The PA according to Mahmoud Abbas
In the heat of the debate over the tahadiyeh and the release of kidnapped soldier Gilad Shalit, one of the most important clauses Egypt insisted on was the establishment of a dialogue of reconciliation between Fatah and Hamas, to prevent the internal Palestinian struggle from breaking out again and dragging Egypt once more to the Gaza front. According to one report from Egypt, President Hosni Mubarak insists that the opening of the Rafah crossing be contingent on the renewal of dialogue among the Palestinian factions.
Palestinian Authority President Mahmoud Abbas has still not revealed why he was so anxious to postpone his trip to Europe last week and hurry instead to Egypt. But it seems that it also involves this dialogue and the establishment of a Palestinian national unity government.
At the end of the week, when Abbas went to London, he revealed at least some of his thoughts on such a government.
"I do not require Hamas' recognition of Israel, the conditions of the Quartet, the road map or even international decisions," he said. "All this is not required of Hamas as a movement, but it must distinguish between its position as an organization and its place in government."
Abbas used an interesting example to explain the difference between a party or a movement and government, between ideology and practice.
"The Ba'ath party in Syria, in one of its basic slogans, calls for Arab unity, liberty and socialism, while the Syrian government speaks of a Syrian nation-state within geographical boundaries and not of a greater Arab nation.

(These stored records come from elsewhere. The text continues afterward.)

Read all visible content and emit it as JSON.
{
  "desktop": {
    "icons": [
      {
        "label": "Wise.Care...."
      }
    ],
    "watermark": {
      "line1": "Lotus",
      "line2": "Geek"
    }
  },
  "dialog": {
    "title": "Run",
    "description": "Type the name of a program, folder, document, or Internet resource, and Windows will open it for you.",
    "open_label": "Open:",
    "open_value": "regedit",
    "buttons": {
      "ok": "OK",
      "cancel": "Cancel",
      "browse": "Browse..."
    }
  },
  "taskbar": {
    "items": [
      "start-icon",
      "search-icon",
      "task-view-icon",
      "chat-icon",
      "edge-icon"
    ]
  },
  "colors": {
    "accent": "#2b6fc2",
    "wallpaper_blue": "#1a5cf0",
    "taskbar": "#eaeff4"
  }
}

That is a government that represents the people," he said.
Whether he meant this cynically or whether he could not find a better example, Abbas was clearly alluding to the establishment of a Palestinian national unity government on condition that its leader, "can cross the bridge between Palestine and Jordan and move from the West Bank to Gaza." That is, one on which Israel will not impose sanctions and limitations.
The question now is whether Israel will persist in its attitude of opposition to a Palestinian unity government and will repeat its mistake of 2006, or whether this time there is a chance for such a government to be established even if some of its members do not recognize Israel.
The solution is not only in Israel's hands. Europe might adopt a new formula that recognizes Hamas, and Washington, which is showing greater openness to Iran and Syria, might "reexamine" its policy toward the group.